A MONTH ON THE PIG FARM – SEPTEMBER 2022

Mother pig and piglets playing in the mud with the sun shining on them

It’s early evening and I am sitting outside in the shade next to the tipi. The dust is streaming out of the pig ark into the sunshine as the piglets fight for their mother’s milk – there is a constant rumpus going on as 60 piglets fight over their 6 poor mums. As soon as it cools down I am going to wean them from their mothers. They are eating lots of hard food now and are ready to start out on their own. In actual fact, they won’t bat an eyelid and their mothers will surely be glad of a break from the needle-sharp teeth. The sows will be moved and shared out 3 each to our 2 boars Dillon and Fred and like clockwork, five days from weaning almost to the hour they will come on heat and the cycle starts again.
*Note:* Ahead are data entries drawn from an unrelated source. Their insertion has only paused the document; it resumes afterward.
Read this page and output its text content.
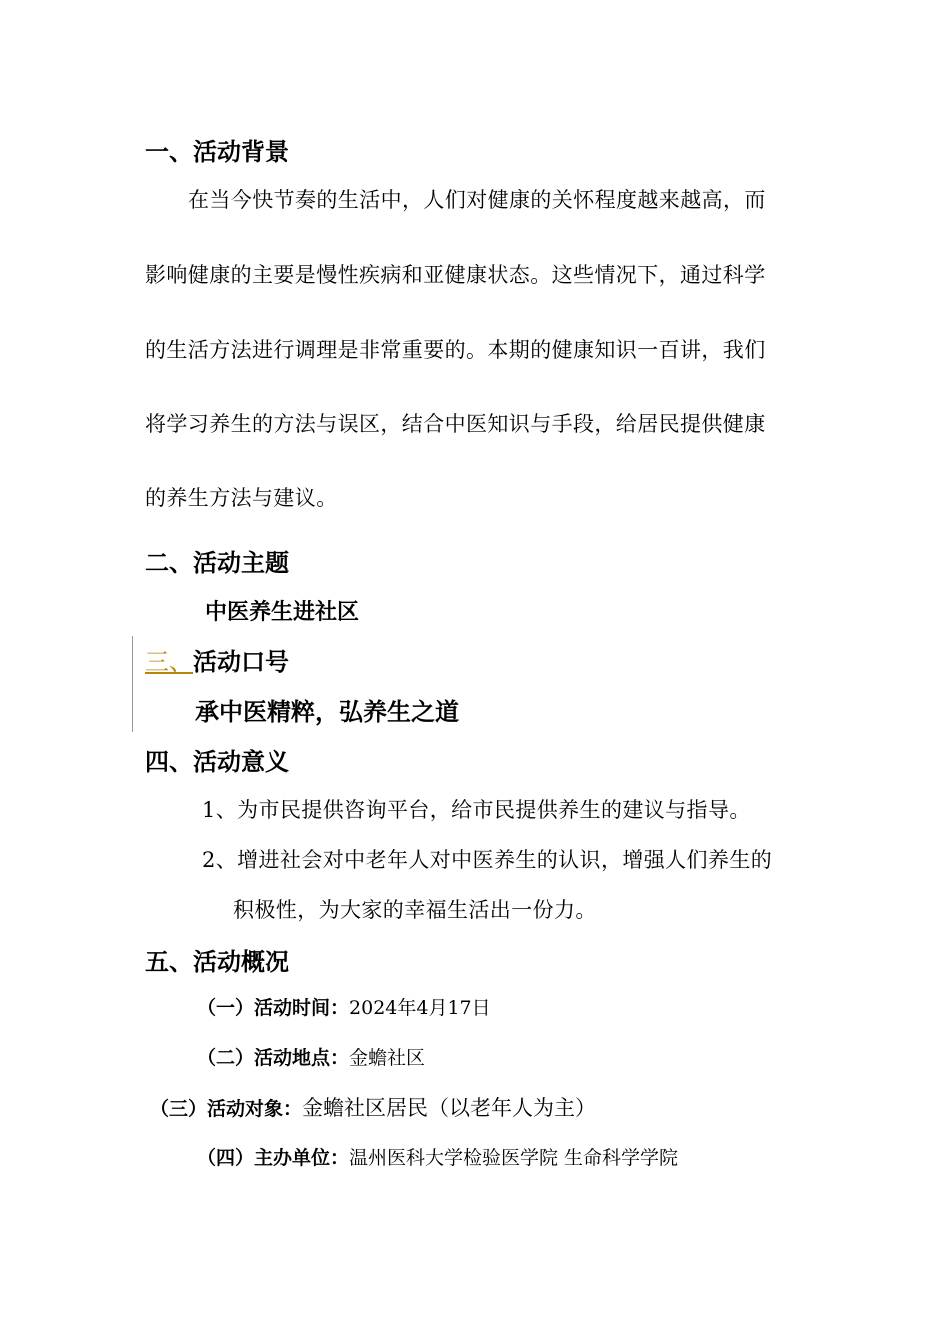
一、活动背景
在当今快节奏的生活中，人们对健康的关怀程度越来越高，而
影响健康的主要是慢性疾病和亚健康状态。这些情况下，通过科学
的生活方法进行调理是非常重要的。本期的健康知识一百讲，我们
将学习养生的方法与误区，结合中医知识与手段，给居民提供健康
的养生方法与建议。
二、活动主题
中医养生进社区
三、活动口号
承中医精粹，弘养生之道
四、活动意义
1、为市民提供咨询平台，给市民提供养生的建议与指导。
2、增进社会对中老年人对中医养生的认识，增强人们养生的
积极性，为大家的幸福生活出一份力。
五、活动概况
（一）活动时间：2024年4月17日
（二）活动地点：金蟾社区
（三）活动对象：金蟾社区居民（以老年人为主）
（四）主办单位：温州医科大学检验医学院 生命科学学院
Pigs don’t like these high temperatures any more than we do. They do not sweat as we do so to keep cool they need mud! I add the water for them and they do the rest. I have a dripping water pipe in every paddock and as if by magic they dig and roll and rub until from nowhere a hole appears. The pigs flop in the muddy soup, cover themselves in thick mud and then climb out and bask in the sun until they are too hot and then repeat the process. I have been feeding them at five in the morning and even then they are often shining with wet mud after an early morning dip. Without these watery wallows our pigs would die from heat stress so the dripping pipes are a small price to pay for healthy animals.

All around us the combines have been rolling easily through the bone-dry crops, dust spreading far and wide in their wake. As a farmer, there’s no surer sign of summer, but for us here, with no crops and no combine, a surer way to judge things is to look at the freezer and see how our little cafe visitors devour our Purbeck ice cream – sitting in the sunshine with their sun hats at a jaunty angle, chocolate smudges on their faces giving the game away. That’s summer right there.

This month Communifit will be running a cycle ride starting and finishing here and we run an open farm day alongside it. You don’t have to cycle, the day is for everyone young and old..er. We will be having live music, cider, trailer rides around the farm, our own hog roast and it’s just a great relaxed day…unless you have just cycled 50 miles, in that case, you might be looking for a cider!

I have to tell you – I have succumbed and just pinched an ice cream from the freezer. No trace of chocolate smudges but please don’t tell Charlotte!